Se queste sono le sfide, è importante, come si diceva, capire come ci si arriva. E qui ritorna in ballo lo stato di salute dei conti nel 2023. Alla fine dell’anno c’è stata una coda che potrebbe rivelarsi velenosa, infettando quest’anno e, a cascata, la programmazione per il 2025. Lo spiega sempre De Novellis: «A novembre-dicembre sono state emesse fatture su lavori edilizi, legati ai bonus, che non sono stati eseguiti: se, nella suanuova classificazione, Eurostat dirà che la competenza economica poggia sull’avanzamento dei lavori, allora 1/3 di queste risorse andrà scaricato sul 2024». E quindi all’effetto migliorativo sul saldo del 2023 seguirà una dinamica peggiorativa su quello del 2024. Di quanto? «Circa dieci miliardi, o anche più, potrebbero essere spostati dall’anno scorso a quest’anno, peggiorando quindi il saldo del 2024».

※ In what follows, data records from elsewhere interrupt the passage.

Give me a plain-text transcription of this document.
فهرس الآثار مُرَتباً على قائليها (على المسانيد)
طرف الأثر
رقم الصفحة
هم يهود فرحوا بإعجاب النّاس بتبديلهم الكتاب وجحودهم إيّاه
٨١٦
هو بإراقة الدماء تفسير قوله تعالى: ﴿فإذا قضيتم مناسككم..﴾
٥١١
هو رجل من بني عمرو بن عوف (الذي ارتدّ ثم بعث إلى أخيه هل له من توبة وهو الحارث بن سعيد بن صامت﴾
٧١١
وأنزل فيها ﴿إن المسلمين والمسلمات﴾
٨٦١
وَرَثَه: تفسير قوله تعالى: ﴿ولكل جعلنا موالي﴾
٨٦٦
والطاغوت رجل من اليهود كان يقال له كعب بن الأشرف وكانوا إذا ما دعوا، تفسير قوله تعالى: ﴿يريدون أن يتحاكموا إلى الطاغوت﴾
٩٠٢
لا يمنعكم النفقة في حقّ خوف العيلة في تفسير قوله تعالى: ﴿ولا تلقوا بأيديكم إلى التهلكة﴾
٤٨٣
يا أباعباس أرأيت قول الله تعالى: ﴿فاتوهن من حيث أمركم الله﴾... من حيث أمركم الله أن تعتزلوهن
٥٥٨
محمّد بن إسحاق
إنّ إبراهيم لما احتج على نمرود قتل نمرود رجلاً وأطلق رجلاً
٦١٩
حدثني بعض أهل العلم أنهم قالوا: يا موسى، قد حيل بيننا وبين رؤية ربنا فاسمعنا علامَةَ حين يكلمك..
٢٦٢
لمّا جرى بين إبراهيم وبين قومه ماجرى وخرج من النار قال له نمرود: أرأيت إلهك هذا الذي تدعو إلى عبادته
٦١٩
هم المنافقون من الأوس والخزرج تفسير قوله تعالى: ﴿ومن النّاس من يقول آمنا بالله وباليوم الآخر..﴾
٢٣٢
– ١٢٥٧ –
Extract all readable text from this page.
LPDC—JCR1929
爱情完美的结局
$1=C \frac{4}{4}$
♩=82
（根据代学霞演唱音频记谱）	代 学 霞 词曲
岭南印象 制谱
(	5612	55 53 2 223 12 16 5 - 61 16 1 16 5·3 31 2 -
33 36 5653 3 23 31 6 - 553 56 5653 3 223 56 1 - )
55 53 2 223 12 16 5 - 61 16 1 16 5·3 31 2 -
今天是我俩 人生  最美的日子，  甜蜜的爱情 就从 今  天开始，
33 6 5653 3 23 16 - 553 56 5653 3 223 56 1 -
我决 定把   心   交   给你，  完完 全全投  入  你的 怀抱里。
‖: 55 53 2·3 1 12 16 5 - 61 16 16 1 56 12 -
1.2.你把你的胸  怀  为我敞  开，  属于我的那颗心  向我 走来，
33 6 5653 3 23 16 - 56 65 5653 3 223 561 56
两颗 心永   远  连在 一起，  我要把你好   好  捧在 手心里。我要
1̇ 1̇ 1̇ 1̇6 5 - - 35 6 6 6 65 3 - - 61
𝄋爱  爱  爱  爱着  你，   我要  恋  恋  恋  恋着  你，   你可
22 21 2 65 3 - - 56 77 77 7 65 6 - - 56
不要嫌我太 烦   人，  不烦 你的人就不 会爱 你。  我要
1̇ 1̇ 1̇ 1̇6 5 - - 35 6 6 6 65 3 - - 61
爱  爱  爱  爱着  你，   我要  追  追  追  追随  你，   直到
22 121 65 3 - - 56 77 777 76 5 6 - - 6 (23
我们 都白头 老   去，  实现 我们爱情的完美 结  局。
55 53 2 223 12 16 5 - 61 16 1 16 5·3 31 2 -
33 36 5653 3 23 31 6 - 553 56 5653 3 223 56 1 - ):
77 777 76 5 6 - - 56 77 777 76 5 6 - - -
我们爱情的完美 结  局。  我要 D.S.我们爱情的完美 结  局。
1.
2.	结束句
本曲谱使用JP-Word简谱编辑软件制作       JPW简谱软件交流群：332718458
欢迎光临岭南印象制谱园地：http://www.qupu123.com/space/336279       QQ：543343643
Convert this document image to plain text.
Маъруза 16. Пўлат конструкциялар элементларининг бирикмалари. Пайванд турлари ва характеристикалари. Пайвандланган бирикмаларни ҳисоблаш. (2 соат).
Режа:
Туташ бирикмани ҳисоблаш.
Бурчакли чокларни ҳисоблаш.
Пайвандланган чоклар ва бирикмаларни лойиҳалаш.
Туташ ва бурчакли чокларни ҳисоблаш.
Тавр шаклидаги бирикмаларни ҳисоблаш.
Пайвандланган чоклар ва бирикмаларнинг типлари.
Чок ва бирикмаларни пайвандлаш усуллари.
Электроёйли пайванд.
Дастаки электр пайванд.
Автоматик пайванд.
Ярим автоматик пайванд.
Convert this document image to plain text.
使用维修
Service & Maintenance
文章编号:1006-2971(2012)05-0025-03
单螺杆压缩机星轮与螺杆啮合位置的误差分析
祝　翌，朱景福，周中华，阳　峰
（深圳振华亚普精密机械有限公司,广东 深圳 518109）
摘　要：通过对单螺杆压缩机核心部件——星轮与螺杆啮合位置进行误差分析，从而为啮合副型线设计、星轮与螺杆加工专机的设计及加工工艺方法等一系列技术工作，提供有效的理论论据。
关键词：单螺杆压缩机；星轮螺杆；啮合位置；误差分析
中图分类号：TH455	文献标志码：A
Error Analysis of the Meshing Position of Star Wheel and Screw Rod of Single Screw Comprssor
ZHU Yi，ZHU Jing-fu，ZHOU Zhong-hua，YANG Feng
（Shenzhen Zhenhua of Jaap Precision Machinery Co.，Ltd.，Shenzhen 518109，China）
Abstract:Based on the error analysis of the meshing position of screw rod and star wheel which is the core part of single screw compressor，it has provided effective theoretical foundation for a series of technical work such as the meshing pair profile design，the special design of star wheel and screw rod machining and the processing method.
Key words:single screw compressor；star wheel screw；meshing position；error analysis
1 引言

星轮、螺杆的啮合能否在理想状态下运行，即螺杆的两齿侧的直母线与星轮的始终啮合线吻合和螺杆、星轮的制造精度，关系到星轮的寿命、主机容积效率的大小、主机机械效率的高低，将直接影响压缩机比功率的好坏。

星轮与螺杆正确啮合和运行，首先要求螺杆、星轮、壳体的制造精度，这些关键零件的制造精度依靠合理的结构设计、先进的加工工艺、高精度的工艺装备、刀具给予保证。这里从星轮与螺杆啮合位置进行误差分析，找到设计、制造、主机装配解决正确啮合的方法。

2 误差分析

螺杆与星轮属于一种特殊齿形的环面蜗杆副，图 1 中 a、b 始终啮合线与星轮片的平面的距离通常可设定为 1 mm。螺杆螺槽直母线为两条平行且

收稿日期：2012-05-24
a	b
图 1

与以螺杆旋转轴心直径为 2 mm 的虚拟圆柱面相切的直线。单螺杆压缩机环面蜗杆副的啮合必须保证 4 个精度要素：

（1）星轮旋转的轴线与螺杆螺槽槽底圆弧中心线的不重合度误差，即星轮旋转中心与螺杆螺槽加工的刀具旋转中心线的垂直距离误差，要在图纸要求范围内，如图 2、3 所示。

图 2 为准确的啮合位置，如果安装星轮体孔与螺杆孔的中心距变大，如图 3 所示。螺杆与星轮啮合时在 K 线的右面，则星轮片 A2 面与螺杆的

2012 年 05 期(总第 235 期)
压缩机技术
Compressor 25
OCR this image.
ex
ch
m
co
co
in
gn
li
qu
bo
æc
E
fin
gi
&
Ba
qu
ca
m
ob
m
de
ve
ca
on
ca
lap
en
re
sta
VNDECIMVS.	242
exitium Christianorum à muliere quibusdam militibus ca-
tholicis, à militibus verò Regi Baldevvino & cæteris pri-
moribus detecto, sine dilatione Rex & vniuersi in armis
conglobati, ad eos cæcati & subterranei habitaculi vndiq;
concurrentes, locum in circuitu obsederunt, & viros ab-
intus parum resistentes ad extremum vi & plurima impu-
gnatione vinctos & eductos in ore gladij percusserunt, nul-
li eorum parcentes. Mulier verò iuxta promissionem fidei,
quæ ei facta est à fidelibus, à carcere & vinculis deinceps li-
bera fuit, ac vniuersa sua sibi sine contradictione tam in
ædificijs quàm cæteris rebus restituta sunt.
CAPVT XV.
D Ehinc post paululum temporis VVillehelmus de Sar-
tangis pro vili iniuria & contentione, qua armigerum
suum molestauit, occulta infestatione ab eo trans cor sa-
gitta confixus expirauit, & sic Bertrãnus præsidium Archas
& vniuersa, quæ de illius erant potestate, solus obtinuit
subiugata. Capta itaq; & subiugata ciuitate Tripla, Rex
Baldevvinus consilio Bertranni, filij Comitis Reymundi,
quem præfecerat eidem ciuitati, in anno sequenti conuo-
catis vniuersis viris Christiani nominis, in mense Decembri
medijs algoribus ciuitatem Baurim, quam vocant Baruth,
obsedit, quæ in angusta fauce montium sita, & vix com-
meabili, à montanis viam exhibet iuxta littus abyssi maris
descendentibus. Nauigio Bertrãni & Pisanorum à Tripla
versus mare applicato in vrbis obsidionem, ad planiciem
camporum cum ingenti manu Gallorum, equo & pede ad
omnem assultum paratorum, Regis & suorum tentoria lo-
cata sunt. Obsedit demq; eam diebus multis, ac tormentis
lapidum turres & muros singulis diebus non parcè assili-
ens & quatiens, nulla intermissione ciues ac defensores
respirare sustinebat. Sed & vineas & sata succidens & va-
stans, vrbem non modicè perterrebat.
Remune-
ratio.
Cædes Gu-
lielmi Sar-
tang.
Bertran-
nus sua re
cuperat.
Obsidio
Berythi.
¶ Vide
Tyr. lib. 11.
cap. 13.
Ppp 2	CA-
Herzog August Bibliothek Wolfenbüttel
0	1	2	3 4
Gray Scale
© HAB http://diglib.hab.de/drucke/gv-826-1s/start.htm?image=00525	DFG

Le altre due incognite che vanno analizzate per capire quanto i conti riusciranno a stabilizzarsi o meno sono il Pil e l’inflazione. Gli ultimi dati hanno restituito una sorpresa positiva sul fronte del prodotto interno lordo: 4,8 punti in più di investimenti nelle costruzioni, ma ora la leva del Superbonus si farà meno solida. Di contro il trend degli investimenti pubblici dimostra che l’Italia è sul punto di schiacciare l’acceleratore sul Pnrr: dopo la revisione validata dalla Commissione Ue, il Piano è chiamato a un impegno di spesa imponente soprattutto nel 2025-2026, in virtù dello slittamento di molti impegni che prima erano stati spalmati in modo più uniforme sulla timeline del Recovery. Certo una proroga della scadenza, ora fissata nell’estate 2026, renderebbe la messa a terra degli investimenti più facile, ma il tema è ancora un tabù in Europa. E poi ci sono i prezzi, che sono in flessione. La super inflazione ha fatto lievitare le entrate. «Normalmente – sottolinea l’economista di Ref Ricerche – questo effetto dovrebbe essere neutro perché le spese dovrebbero adeguarsi all’inflazione: questa cosa, però, è avvenuta in modo molto graduale sia perché i rinnovi dei pubblici non hanno portato ad aumenti proporzionali all’inflazione sia perché non sono stati fissati target di spesa che inglobano tutta l’inflazione, come avvenuto con la sanità; anche l’indicizzazione delle pensioni non è stata completa, con tagli in termini reali, anche significativi, a quelle medio-alte». E ora che l’inflazione è in discesa? Le entrate rallenteranno, con effetti questa volta sfavorevoli sui saldi. Eccole le incognite che affollano il sentiero stretto dei conti pubblici italiani.